When trying to decide on something to investigate I changed my mind a couple of times before finally deciding on the Japanese subculture Gyaru. Gyaru translates in English to ‘gal’ and has been a popular movement in Japan from the 1990’s” (Ayaya, 2014).
But what are these ‘gals’ all about? The more I looked into it the more apparent it became that it was more then just a fashion style, becoming a Gyaru means devoting ones entire life to the trend, “Some have even dropped out of school to maintain this lifestyle” (Nihonamor, 2011). This is just so bazaar to me, their dedication to a style, the more I looked into it the more questions I had.
As I was researching Gyaru and what they are all about I took down some dot points on my thoughts and questions that arose. I really want this post to just be about my earliest understanding and analysis of this subculture, so my epiphany moments can be observed through my writing. Epiphanies through research will shape my artefact and understanding of Gyaru as a subculture.
- Wow sooo much makeup, that must take almost half the day to apply!
- They seem to be making a statement against something • More then just a fashion statement these girls live a different lifestyle
- The style gives them confidence
- Lots of bedazzling!
- Found the show ‘girls life Gyaru Shakurina’. A drama based on the life of a Gyaru. Difficult to understand what’s going on without subtitles, needing to concentrate more on body language
- Getting frustrated by lack of subtitles, wanting to know what they are talking about
- Are they prostitutes? Or some kind of hostesses? Even with all the makeup and everything they look too young and innocent to be hostesses?

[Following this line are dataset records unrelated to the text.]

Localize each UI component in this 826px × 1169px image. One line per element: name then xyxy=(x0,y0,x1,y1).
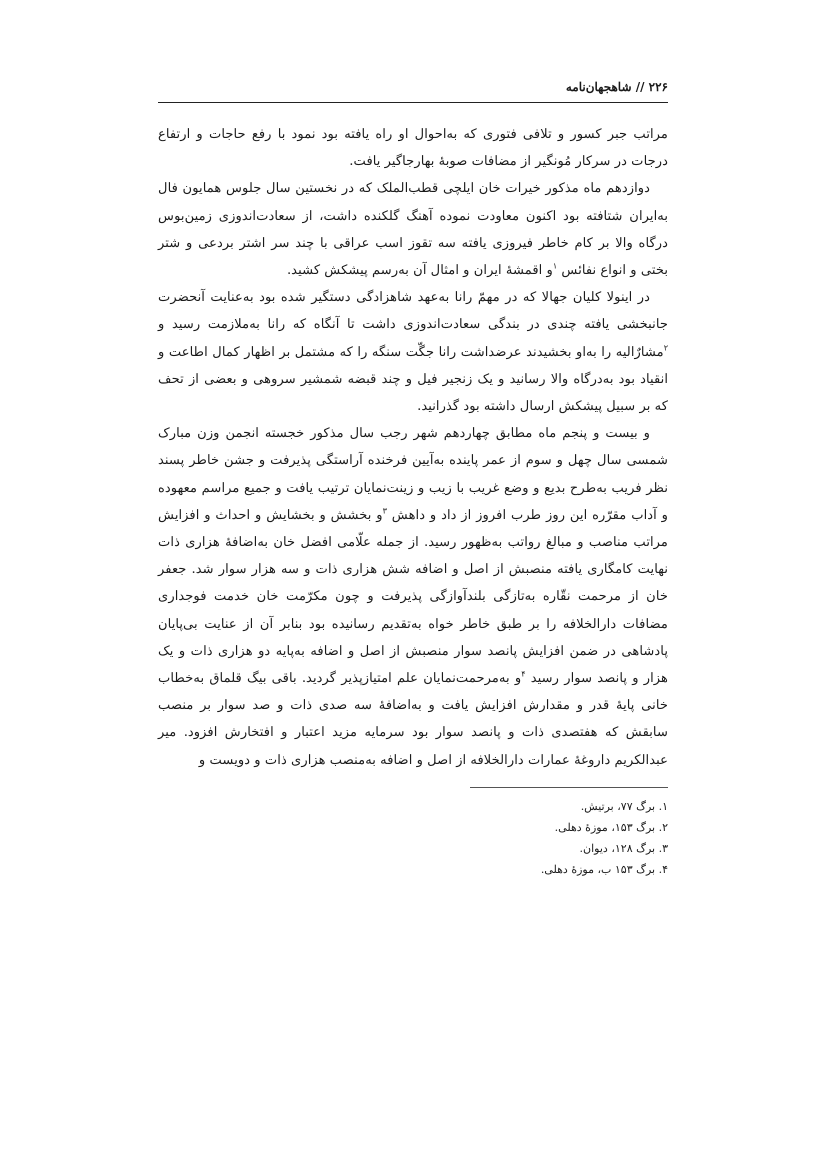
page-number: ۲۲۶ xyxy=(648,80,668,94)
footnote-marker: ۱ xyxy=(552,261,558,271)
footnote-item: ۴. برگ ۱۵۳ ب، موزهٔ دهلی. xyxy=(540,863,668,876)
paragraph xyxy=(158,420,668,774)
footnote-item: ۲. برگ ۱۵۳، موزهٔ دهلی. xyxy=(554,821,668,834)
footnote-item: ۳. برگ ۱۲۸، دیوان. xyxy=(579,842,668,855)
footnotes xyxy=(158,796,668,880)
paragraph-text: مشارٌالیه را به‌او بخشیدند عرضداشت رانا جگّت سنگه را که مشتمل بر اظهار کمال اطاعت و انقیاد بود به‌درگاه والا رسانید و یک زنجیر فیل و چند قبضه شمشیر سروهی و بعضی از تحف که بر سبیل پیشکش ارسال داشته بود گذرانید. xyxy=(158,344,668,415)
book-title: شاهجهان‌نامه xyxy=(565,80,632,94)
paragraph-text: مراتب جبر کسور و تلافی فتوری که به‌احوال او راه یافته بود نمود با رفع حاجات و ارتفاع درجات در سرکار مُونگیر از مضافات صوبهٔ بهارجاگیر یافت. xyxy=(158,127,668,170)
paragraph xyxy=(158,284,668,420)
footnote-marker: ۴ xyxy=(521,669,526,679)
header-separator: // xyxy=(635,80,645,94)
footnote-marker: ۲ xyxy=(663,343,668,353)
running-header xyxy=(158,80,668,103)
footnote-divider xyxy=(470,787,668,788)
paragraph-text: در اینولا کلیان جهالا که در مهمّ رانا به‌عهد شاهزادگی دستگیر شده بود به‌عنایت آنحضرت جانبخشی یافته چندی در بندگی سعادت‌اندوزی داشت تا آنگاه که رانا به‌ملازمت رسید و xyxy=(158,290,668,333)
paragraph xyxy=(158,175,668,284)
paragraph-text: و بخشش و بخشایش و احداث و افزایش مراتب مناصب و مبالغ رواتب به‌ظهور رسید. از جمله علّامی افضل خان به‌اضافهٔ هزاری ذات نهایت کامگاری یافته منصبش از اصل و اضافه شش هزاری ذات و سه هزار سوار شد. جعفر خان از مرحمت نقّاره به‌تازگی بلندآوازگی پذیرفت و چون مکرّمت خان خدمت فوجداری مضافات دارالخلافه را بر طبق خاطر خواه به‌تقدیم رسانیده بود بنابر آن از عنایت بی‌پایان پادشاهی در ضمن افزایش پانصد سوار منصبش از اصل و اضافه به‌پایه دو هزاری ذات و یک هزار و پانصد سوار رسید xyxy=(158,507,668,687)
paragraph-text: و اقمشهٔ ایران و امثال آن به‌رسم پیشکش کشید. xyxy=(286,263,553,279)
paragraph-text: و به‌مرحمت‌نمایان علم امتیازپذیر گردید. باقی بیگ قلماق به‌خطاب خانی پایهٔ قدر و مقدارش افزایش یافت و به‌اضافهٔ سه صدی ذات و صد سوار بر منصب سابقش که هفتصدی ذات و پانصد سوار بود سرمایه مزید اعتبار و افتخارش افزود. میر عبدالکریم داروغهٔ عمارات دارالخلافه از اصل و اضافه به‌منصب هزاری ذات و دویست و xyxy=(158,671,668,768)
main-text xyxy=(158,121,668,774)
footnote-marker: ۳ xyxy=(382,506,387,516)
paragraph xyxy=(158,121,668,175)
paragraph-text: و بیست و پنجم ماه مطابق چهاردهم شهر رجب سال مذکور خجسته انجمن وزن مبارک شمسی سال چهل و سوم از عمر پاینده به‌آیین فرخنده آراستگی پذیرفت و جشن خاطر پسند نظر فریب به‌طرح بدیع و وضع غریب با زیب و زینت‌نمایان ترتیب یافت و جمیع مراسم معهوده و آداب مقرّره این روز طرب افروز از داد و داهش xyxy=(158,426,668,523)
footnote-item: ۱. برگ ۷۷، برتیش. xyxy=(580,800,668,813)
paragraph-text: دوازدهم ماه مذکور خیرات خان ایلچی قطب‌الملک که در نخستین سال جلوس همایون فال به‌ایران شتافته بود اکنون معاودت نموده آهنگ گلکنده داشت، از سعادت‌اندوزی زمین‌بوس درگاه والا بر کام خاطر فیروزی یافته سه تقوز اسب عراقی با چند سر اشتر بردعی و شتر بختی و انواع نفائس xyxy=(158,181,668,279)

- Decided to search the term Gyaru on reddit, mainly finding threads on Gyaru porn
- Black diamond, Gyaru movement making a comeback
- The movement has influencer personalities who promote the fashion and lifestyle
- They undeniably Stand out in the crowd
- They can all be grouped together but still have an individual style
- Young girl power group wanting to “conquer the world”
- Go to tanning salons everyday? Need to devote life to this look to maintain it
- Starting from a young age to get the look
- Only wear brand DIA- most popular of 1-0-9 brands • Selling their clothes on Facebook for those who cant access them
- They seem very friendly- want everyone and anyone to join them in their lifestyle
- Some more casual then others
- There are different types of Gyaru some more intense than others
- Men can even be Gyaru, and are referred to as Gyaru-Oh
- Lots of effort to maintain this look- trying hard to take on this style
- Gals identify each other through aesthetics- very material based culture
- Always room for improvement
So after my initial thoughts from googling the subculture I had many questions and needed to find out more. So where did this whole subculture begin? “Shibuya is now famous as the birthplace and mecca of modern Gyaru style As Shibuya became the social destination for Tokyo youth in the late 1980s” (Marx, 2012). This subculture and trend has grown since it originated and there are now many different types of Gyaru, while they look the same in terms of their out there style, they are all very different. Below are a few of the main styles I repeatedly came across;
Ganguro; they love fake tan, bleaching their hair and wearing extremely bright fashion
Hime Gyaru; translating to princess, going for a more ‘cute’ look lots of whites and pinks
Kogal/Kogyaru; The schoolgirl look.
Black diamond; the newest Gyaru movement similar to Ganguro(all images from google images)
Getting back to autoethnography. Ellis, 2011 explains the importance of looking at experience analytically “Otherwise [you’re] telling [your] story—and that’s nice—but people do that on Oprah [a U.S.-based television program] every day. Why is your story more valid than anyone else’s? What makes your story more valid is that you are a researcher. You have a set of theoretical and methodological tools and a research literature to use. That’s your advantage. If you can’t frame it around these tools and literature and just frame it as ‘my story,’ then why or how should I privilege your story over anyone else’s I see 25 times a day on TV?”
Using YouTube and blogs as my main field sites for my autoethnographic research. To present this autoethnography I’m going to write three blog posts, each exploring a certain element about Gyaru’s and their culture. Russo and Watkins (2005) discuss how digital communication “seeks to build a co-creative relationship between the cultural institution and the community by using new media to produce audience-focused cultural interactive experiences”. I want to create a digital artefact that is easily accessible by all and encourages engagement in Gyaru culture. “When researchers write autoethnographies, they seek to produce aesthetic and evocative thick descriptions of personal and interpersonal experience” (Ellis, 2011).